Marie-Madeleine de Justamond
Sœur Catherine-de-Jésus
Religieuse ursuline de Pont-Saint-Esprit.
Marie-Madeleine était, comme nous l'avons dit, la tante de
trois religieuses martyres. Heureuse famille que la Providence jugea digne d'un
tel honneur ! Les trois nièces de notre bienheureuse avaient déjà donné leur vie
pour Jésus-Christ, quand leur tante fut appelée devant ses juges, et consomma, à
son tour, son sacrifice.
Née le 6 septembre 1724 à Bollène, Marie-Madeleine avait pour
père Jean-Baptiste de Justamond. Sa mère était Anne-Ursule de Camaret. Elle
entra, toute jeune encore, au couvent des Ursulines de Pont-Saint-Esprit ; elle
y devait demeurer jusqu'à l'âge de soixante-huit ans, et rendre, au cours d'une
si longue carrière, le témoignage d'une obéissance et d'une régularité
admirables. Ses exhortations affectueuses, non moins que ses prières, surent
attirer à la vie religieuse ses trois nièces, et ses exemples ne contribuèrent
pas médiocrement à éveiller en elles ces saintes dispositions qui devaient un
jour faire d'elles trois martyres.
Il n'est donc pas étonnant qu'elle ait porté elle-même une
pieuse envie aux vingt-sept compagnes qui, du 6 au 26 juillet, avaient quitté la
prison pour l'échafaud et le paradis.
Interrogée à son tour, sollicitée de renoncer à ses vœux et
de prêter le serment qu'elle considérait comme schismatique, elle sut, par la
fermeté de ses réponses, lasser l'obstination de ses juges, et opposer à toutes
leurs invitations le refus le plus énergique.

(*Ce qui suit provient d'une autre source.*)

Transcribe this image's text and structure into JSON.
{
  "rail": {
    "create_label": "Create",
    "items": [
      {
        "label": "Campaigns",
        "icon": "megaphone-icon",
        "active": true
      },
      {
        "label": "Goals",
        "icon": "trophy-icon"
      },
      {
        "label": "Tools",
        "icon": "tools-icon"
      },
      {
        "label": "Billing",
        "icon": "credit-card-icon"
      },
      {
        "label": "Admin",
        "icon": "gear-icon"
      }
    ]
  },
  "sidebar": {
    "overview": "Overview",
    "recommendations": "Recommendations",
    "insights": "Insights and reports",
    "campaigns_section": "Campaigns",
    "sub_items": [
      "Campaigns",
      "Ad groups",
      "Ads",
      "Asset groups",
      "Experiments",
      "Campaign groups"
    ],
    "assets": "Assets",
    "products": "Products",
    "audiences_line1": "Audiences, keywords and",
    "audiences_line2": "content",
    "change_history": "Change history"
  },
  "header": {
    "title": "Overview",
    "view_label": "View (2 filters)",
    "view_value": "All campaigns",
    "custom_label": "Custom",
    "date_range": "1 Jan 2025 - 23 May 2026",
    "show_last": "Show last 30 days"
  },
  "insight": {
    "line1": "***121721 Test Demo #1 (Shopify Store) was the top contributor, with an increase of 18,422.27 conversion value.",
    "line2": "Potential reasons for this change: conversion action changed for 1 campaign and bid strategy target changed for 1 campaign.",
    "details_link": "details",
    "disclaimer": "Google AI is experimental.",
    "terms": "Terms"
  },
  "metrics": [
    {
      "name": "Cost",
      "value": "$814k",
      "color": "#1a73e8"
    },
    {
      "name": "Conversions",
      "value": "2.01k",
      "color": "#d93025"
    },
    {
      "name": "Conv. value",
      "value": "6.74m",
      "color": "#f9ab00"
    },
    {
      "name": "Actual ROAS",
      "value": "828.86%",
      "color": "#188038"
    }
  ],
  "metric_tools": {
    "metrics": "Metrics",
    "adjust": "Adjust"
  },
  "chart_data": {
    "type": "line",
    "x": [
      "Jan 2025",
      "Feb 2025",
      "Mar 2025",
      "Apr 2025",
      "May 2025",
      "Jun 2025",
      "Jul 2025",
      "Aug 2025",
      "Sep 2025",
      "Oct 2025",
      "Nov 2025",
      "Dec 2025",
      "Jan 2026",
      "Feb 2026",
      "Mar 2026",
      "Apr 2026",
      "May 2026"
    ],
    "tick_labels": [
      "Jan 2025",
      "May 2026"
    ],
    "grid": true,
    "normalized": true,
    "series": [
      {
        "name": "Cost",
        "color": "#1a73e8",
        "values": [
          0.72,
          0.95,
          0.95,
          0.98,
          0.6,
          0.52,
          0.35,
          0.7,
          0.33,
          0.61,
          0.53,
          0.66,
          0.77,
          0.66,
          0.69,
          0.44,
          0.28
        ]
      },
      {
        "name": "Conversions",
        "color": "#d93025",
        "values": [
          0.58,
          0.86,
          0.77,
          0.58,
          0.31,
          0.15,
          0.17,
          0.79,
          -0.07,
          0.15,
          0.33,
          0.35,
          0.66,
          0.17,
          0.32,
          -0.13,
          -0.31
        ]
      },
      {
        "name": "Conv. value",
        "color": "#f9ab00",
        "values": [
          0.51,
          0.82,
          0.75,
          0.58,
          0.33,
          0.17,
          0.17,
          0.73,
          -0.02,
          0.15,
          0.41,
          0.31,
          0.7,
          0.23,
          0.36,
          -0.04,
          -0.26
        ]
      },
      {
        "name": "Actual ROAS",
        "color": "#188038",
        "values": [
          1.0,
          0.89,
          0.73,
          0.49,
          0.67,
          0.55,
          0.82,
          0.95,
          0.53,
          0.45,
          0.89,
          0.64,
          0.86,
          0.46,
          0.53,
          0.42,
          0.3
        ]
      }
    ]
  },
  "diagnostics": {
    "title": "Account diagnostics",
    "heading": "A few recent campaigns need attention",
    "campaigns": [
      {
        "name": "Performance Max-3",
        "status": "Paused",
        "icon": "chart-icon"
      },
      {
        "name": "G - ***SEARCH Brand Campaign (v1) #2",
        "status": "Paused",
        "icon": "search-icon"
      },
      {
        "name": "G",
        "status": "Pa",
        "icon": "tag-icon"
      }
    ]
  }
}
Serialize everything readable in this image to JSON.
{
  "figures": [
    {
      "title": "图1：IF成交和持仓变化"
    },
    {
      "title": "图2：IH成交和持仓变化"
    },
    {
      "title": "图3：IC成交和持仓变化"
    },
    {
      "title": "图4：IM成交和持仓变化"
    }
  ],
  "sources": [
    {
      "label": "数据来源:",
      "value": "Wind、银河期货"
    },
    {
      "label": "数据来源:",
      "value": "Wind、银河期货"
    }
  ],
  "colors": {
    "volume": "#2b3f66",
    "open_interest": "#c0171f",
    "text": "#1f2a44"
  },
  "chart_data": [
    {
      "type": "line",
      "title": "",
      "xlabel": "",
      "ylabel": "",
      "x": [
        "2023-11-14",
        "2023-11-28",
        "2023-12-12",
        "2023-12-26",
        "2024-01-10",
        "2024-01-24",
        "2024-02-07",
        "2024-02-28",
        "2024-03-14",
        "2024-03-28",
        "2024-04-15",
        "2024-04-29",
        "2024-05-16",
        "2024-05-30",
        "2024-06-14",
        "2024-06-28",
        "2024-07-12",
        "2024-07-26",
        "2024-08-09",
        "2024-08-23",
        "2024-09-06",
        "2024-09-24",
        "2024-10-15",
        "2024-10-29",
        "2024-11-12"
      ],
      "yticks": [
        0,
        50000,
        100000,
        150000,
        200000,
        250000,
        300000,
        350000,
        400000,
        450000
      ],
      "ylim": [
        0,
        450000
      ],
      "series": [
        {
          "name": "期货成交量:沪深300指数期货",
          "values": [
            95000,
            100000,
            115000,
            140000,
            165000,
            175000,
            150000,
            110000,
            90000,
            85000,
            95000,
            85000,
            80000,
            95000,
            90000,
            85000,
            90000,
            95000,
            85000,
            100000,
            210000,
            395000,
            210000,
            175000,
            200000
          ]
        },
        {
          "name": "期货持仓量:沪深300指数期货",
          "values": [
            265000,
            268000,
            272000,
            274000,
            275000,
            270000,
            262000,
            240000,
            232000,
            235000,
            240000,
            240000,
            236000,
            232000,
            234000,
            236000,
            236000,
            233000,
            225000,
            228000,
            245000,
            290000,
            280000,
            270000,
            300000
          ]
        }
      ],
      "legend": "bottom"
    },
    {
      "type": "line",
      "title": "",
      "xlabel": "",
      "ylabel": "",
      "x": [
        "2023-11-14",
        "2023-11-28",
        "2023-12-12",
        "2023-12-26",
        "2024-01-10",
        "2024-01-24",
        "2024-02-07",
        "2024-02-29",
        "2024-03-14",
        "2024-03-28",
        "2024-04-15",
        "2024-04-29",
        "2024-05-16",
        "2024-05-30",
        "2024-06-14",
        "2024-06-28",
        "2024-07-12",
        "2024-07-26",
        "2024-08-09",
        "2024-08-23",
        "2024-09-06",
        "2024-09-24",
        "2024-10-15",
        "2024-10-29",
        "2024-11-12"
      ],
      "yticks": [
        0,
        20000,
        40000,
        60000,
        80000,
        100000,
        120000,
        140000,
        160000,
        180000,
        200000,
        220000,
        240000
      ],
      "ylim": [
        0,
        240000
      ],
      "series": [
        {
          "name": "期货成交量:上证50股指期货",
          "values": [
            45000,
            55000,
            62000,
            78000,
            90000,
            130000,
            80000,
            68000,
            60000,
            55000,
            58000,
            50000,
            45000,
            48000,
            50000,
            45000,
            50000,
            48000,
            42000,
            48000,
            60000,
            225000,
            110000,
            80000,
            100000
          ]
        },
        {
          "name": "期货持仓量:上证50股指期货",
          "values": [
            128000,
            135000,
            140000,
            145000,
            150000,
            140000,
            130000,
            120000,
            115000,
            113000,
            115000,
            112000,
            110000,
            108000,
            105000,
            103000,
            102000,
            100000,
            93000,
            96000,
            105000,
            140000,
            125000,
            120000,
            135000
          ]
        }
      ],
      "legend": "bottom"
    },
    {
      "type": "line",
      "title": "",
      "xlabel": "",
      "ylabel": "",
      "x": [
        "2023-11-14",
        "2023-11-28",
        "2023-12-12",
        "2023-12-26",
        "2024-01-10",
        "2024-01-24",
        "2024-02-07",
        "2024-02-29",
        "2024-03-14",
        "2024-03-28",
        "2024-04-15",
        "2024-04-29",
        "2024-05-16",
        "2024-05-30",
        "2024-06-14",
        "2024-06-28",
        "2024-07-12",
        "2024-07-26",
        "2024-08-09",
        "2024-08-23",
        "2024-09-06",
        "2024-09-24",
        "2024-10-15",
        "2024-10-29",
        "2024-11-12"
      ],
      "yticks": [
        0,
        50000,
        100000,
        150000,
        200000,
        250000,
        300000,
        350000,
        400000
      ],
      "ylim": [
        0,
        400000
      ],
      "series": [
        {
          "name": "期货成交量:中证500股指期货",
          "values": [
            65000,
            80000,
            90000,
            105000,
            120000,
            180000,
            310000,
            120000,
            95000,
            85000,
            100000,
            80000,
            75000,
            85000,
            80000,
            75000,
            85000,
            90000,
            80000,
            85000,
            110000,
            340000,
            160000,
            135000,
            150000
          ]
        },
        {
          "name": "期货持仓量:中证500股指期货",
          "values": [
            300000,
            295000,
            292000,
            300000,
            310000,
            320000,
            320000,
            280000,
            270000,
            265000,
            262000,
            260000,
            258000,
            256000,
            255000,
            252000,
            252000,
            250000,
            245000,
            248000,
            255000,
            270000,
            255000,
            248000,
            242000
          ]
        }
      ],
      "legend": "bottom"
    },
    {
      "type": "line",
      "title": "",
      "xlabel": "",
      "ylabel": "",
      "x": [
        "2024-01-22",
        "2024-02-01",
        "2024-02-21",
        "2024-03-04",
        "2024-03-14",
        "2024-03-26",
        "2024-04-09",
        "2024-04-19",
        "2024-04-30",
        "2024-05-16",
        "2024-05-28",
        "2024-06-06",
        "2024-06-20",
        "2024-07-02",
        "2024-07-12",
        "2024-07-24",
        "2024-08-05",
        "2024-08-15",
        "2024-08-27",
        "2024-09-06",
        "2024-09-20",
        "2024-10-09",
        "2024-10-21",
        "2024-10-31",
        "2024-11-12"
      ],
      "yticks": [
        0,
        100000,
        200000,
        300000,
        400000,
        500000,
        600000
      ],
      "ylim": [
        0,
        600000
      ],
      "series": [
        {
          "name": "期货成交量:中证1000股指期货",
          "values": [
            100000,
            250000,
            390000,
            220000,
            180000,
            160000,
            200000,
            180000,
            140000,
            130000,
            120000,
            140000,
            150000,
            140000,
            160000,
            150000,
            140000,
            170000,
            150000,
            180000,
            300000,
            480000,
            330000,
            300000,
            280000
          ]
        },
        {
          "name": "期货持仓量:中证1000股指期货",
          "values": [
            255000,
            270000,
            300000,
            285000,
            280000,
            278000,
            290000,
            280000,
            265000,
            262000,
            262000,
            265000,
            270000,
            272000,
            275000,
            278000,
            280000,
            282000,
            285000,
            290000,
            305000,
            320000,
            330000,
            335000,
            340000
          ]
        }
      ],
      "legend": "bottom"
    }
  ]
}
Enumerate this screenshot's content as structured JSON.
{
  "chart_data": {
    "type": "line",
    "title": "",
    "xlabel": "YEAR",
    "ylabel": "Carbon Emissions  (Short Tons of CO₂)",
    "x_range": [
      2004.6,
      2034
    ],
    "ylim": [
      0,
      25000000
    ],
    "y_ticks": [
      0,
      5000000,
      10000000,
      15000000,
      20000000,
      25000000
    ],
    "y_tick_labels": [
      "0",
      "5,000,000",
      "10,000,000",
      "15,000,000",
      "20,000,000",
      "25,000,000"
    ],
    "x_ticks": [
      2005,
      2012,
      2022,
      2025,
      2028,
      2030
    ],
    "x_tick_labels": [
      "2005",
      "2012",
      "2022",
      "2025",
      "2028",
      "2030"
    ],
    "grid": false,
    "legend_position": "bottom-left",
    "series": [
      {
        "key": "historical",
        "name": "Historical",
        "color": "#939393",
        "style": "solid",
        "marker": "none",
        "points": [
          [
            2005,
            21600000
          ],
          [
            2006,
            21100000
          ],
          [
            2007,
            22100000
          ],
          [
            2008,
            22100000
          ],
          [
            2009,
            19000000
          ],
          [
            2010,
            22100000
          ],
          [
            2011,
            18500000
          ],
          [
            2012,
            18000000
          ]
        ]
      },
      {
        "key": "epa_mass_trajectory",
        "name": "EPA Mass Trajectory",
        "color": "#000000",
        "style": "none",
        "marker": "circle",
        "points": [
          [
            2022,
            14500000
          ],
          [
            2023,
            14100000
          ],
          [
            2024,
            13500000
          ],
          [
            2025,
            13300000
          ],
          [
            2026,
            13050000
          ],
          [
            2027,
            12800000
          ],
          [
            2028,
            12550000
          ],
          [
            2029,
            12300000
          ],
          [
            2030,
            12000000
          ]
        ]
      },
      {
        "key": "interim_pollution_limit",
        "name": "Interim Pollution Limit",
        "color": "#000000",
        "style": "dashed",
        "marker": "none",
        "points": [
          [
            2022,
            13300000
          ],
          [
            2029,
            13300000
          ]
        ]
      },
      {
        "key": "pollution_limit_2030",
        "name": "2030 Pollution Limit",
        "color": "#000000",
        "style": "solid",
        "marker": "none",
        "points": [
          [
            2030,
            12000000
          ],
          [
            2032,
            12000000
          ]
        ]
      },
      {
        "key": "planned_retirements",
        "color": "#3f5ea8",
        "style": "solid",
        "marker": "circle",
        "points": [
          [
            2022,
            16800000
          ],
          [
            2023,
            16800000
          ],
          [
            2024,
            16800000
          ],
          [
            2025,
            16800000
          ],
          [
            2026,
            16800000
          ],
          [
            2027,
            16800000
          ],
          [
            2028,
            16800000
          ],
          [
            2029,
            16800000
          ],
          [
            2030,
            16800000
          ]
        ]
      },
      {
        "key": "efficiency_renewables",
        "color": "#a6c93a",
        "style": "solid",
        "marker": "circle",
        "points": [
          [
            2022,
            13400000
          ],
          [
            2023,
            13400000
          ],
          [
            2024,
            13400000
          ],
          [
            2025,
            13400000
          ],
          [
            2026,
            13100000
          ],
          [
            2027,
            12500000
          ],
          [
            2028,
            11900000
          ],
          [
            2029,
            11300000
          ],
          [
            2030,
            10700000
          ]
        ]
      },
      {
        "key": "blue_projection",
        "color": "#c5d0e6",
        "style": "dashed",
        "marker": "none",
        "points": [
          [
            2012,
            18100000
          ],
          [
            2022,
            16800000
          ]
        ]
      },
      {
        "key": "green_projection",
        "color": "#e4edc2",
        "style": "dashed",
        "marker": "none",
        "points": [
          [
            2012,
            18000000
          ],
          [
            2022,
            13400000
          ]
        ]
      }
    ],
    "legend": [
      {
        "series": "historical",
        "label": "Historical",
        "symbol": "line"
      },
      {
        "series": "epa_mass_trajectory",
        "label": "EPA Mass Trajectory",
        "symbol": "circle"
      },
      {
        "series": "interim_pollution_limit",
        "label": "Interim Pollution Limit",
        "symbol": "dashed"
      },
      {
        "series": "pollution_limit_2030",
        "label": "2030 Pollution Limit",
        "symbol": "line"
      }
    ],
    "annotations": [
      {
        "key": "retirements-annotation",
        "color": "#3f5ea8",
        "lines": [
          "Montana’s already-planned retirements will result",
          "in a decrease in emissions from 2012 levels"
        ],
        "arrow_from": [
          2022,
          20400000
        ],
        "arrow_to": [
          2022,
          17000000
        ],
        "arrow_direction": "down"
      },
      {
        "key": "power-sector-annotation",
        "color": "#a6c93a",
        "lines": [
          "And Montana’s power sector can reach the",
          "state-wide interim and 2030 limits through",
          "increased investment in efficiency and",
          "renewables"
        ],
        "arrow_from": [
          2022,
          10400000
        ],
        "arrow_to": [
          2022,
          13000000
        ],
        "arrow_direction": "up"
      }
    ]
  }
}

Le soir même, elle allait rejoindre, aux noces de l'Agneau,
ses trois nièces Marguerite, cistercienne, Dorothée, ursuline comme sa tante, et
Madeleine, cistercienne comme son aînée. Elle avait soixante-dix ans. Son grand
âge n'avait pas arrêté les bourreaux ; mais à dire vrai, ils espéraient de ces
vieilles religieuses moins de fermeté, et plus de complaisance. Ils pensaient
que l'âge ayant affaibli leurs facultés, il serait facile d'obtenir d'elles, la
vieillesse aidant, quelque mot ou quelque signe, qu'ils pourraient aisément
interpréter comme une acceptation du serment ou une apostasie de leur vocation.
Ils se trompaient. De même que, sur les plus jeunes, la peur de la mort et
l'amour de la vie avaient été inefficaces, ainsi sur les plus vieilles, les
terreurs et les angoisses d'un sacrifice prochain étaient sans vertu. La
fidélité à leurs saints vœux, l'horreur d'un serment réprouvé par leur
conscience, la joie du martyre, et l'impatience du paradis, donnaient à de
faibles femmes le courage de mépriser la peur, de dompter la nature, et de
mourir en souriant... Par là, comme sur bien d'autres points, l'histoire des
trente-deux martyres d'Orange rejoint les annales de la primitive Église et fait
du récit de leur jugement et de leur mort comme la suite naturelle de la
grandiose et sanglante épopée des premières persécutions.